This project focuses on auto labeling and topic similarity analysis using the BERTopic library and NLP techniques.
Methodology
The project follows the following steps:
- Data Loading: The project assumes that the input data is stored in a CSV file named "AI.csv". It uses the pandas library to load the data into a DataFrame and drops any rows with missing values.
- Data Preparation: The "Title" and "Abstract" columns are combined into a new column called "new" to create a list of documents for further analysis.
- Auto Labeling: The BERTopic library is used to perform auto labeling on the documents. The BERTopic class is instantiated with the parameter calculate_probabilities=True to calculate the probabilities for each topic. The fit_transform method is then applied to the documents to obtain the topics and their associated probabilities. Saving and Loading Model: The fitted BERTopic model and the document list are saved using the pickle library. This allows the model and data to be reused without retraining in future runs.
- Text Summarization: The T5 language model and tokenizer from the Transformers library are utilized for text summarization. The summarizer pipeline is created to generate summaries for a given list of articles. The generated summaries are then combined to create a headline using the headline_generator model.
- Topic Label Generation: The generate_topic_label function is defined to generate topic labels by summarizing the articles related to a specific topic. It randomly samples articles and generates summaries until the maximum token length is reached. The summaries are then concatenated and used as input to the headline generator model to generate a label.
- Topic Filtering: The project demonstrates how to filter documents based on a specific topic ID. The documents corresponding to the desired topic ID are extracted and stored in a list called topic_3.

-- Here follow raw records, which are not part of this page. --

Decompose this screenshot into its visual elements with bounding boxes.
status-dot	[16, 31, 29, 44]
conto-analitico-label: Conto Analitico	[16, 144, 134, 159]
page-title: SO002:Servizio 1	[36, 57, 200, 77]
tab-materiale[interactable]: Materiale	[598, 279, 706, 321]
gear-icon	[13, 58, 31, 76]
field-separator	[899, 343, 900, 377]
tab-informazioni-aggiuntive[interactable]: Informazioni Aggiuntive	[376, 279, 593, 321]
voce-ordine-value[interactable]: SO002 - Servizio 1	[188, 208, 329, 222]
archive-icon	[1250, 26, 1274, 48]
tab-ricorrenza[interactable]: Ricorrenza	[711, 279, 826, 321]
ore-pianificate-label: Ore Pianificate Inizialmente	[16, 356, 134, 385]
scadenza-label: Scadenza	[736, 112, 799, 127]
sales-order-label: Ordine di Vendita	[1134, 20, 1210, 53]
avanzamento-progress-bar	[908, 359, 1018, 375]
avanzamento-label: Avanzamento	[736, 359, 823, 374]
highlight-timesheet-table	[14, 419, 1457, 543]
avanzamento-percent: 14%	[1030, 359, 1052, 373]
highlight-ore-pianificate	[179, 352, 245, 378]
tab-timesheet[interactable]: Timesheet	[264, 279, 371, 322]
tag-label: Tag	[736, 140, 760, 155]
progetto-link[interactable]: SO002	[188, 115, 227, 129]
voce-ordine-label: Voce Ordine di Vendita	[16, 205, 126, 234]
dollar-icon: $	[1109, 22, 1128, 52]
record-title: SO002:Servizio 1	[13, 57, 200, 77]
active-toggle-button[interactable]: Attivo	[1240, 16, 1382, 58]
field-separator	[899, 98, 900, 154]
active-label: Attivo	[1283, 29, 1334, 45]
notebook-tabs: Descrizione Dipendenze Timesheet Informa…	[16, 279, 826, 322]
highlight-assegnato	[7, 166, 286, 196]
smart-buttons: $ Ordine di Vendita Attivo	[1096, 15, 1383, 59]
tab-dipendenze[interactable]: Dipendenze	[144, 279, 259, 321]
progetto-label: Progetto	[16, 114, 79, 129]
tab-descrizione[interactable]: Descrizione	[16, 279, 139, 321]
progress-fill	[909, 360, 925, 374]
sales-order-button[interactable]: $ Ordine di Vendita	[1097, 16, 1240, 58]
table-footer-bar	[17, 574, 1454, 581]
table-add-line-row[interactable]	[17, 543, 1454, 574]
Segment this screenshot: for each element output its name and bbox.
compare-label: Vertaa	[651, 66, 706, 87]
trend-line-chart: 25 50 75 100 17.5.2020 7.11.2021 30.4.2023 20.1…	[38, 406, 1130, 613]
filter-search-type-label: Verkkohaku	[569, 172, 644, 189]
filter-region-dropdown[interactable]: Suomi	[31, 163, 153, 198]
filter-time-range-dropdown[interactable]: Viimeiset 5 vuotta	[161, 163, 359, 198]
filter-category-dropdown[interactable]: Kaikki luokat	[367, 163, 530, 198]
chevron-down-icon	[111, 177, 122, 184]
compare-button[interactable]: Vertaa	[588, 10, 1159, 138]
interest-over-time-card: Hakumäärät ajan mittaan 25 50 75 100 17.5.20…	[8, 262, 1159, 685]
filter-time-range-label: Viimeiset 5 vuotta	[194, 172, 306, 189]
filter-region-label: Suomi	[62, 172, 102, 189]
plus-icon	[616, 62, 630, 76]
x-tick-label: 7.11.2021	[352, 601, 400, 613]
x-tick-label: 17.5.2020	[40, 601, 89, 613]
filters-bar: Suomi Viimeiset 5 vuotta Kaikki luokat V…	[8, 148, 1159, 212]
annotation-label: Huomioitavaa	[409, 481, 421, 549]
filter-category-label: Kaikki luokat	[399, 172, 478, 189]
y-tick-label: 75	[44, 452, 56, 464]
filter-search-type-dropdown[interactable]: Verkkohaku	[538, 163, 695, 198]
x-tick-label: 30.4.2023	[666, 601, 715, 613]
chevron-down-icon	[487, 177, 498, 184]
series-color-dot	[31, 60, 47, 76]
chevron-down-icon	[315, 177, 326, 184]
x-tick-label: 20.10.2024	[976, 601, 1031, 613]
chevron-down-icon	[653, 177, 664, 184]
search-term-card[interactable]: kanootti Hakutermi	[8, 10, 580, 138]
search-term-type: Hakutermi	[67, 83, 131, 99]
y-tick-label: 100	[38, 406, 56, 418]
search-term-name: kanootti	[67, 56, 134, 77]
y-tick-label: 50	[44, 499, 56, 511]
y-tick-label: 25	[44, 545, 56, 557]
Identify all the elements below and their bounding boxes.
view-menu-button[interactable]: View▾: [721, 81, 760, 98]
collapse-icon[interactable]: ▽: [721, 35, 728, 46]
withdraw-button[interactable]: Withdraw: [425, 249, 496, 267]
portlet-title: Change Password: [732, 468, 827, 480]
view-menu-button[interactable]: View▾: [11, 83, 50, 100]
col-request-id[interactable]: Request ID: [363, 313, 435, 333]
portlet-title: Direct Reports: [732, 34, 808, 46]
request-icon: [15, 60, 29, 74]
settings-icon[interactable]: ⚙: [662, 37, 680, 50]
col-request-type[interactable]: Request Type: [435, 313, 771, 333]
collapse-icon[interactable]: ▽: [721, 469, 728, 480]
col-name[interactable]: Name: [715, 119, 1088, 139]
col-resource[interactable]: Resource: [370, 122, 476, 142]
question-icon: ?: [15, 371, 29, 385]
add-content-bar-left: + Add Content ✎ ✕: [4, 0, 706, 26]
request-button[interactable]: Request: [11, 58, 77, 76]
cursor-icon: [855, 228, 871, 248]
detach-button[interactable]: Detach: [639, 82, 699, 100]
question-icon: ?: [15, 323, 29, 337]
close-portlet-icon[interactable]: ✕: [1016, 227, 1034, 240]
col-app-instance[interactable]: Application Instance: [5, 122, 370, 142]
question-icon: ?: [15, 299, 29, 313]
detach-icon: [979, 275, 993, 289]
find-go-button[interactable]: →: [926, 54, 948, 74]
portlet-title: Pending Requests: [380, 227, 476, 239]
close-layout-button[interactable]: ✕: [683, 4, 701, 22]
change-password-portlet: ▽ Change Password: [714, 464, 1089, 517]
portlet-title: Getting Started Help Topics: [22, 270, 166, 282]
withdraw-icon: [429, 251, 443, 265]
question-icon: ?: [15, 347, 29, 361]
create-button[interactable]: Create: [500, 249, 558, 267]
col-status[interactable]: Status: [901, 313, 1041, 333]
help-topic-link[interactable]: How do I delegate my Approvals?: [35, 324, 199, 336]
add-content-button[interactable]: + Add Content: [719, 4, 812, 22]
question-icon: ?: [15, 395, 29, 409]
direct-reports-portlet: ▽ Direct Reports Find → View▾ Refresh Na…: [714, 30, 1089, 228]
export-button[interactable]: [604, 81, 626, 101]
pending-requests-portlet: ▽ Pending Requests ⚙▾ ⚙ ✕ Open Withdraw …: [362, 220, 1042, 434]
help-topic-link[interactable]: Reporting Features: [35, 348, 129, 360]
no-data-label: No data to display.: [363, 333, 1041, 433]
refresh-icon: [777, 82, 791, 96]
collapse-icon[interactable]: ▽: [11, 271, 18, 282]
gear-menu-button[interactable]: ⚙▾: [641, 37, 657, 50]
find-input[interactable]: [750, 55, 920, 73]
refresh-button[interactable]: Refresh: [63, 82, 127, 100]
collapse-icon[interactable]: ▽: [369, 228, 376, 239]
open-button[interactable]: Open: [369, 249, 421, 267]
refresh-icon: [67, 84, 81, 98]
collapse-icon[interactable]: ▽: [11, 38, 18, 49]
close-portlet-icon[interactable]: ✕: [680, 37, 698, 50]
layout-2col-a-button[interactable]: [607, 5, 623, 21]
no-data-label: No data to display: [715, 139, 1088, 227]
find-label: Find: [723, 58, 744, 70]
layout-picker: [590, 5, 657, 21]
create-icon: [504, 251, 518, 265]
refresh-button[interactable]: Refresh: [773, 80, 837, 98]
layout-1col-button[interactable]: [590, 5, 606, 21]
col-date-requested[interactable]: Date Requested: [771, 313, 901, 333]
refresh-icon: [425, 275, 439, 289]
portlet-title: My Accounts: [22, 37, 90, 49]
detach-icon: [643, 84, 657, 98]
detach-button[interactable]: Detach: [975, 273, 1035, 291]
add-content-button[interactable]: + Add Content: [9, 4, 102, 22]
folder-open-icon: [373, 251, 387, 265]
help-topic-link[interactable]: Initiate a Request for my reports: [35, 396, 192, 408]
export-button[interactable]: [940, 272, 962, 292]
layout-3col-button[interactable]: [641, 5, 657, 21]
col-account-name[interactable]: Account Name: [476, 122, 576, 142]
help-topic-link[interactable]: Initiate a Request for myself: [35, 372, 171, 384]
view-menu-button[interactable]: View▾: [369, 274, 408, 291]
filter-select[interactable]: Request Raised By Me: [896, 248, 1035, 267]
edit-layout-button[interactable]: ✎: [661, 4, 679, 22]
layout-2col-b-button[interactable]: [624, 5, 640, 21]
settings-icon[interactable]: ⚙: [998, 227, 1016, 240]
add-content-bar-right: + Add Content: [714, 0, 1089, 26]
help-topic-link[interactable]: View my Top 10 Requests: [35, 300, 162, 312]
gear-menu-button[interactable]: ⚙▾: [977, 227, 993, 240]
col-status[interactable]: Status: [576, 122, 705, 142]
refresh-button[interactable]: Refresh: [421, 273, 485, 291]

- Multiple Topic Label Generation: The run_generate_topic_label function is defined to generate multiple topic labels for a given list of articles. It calls the generate_topic_label function multiple times and stores the generated labels in a list.
- Similarity Measurement: The measure_similarity_of_topic function measures the similarity between topic labels. It uses cosine similarity to compute a similarity matrix based on the embeddings of the labels. The function returns the similarity matrix, the label with the highest similarity score, and the average score across all pairs.
- Similarity Matrix Visualization: The plot_similarity_matrix function visualizes the similarity matrix using a heatmap. It uses the Plotly library to create a heatmap trace and layout, and then generates a figure to display the matrix.